Torn chose his associates wisely. Alto saxophonist Tim Berne, keyboardist Craig Taborn, and drummer Tom Rainey – known collectively as Hard Cell – are among the more adventurous players on the current scene, and they eagerly follow Torn into under-explored territory, where rule-breaking is encouraged and stylistic differences melt into insignificance.
“Ak,” the opening number, eases listeners into this brave new world with fairly conventional sounds, such as Taborn’s subtly fingered B3. Before long, though, Berne’s squeaks and squeals get weirder and Rainey’s beats grow increasingly energetic, encouraging Torn to transition from atmospheric plucking to full-out heavy-metal thunder via a looped riff capable of cooking anything in its path. The quiet coda that follows allows everyone to catch their breath – musicians and listeners alike.
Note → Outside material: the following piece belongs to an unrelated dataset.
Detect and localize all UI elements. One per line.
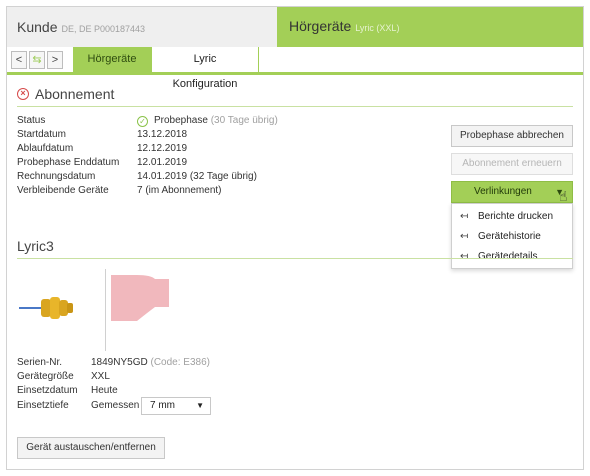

There are more thrills where those came from, including “Bulbs,” which opens with herky-jerky sax splats before evolving into an effects-pedal workout par excellence, and “Miss Place, The Mist…,” a thoroughly cinematic voyage that pits quasi-orchestral passages against robotic beeps and blips. Torn and company would have an awfully difficult time reproducing such pastiches onstage, but that doesn’t matter in the slightest. Prezens is a collage, not a snapshot, and the results are fascinating.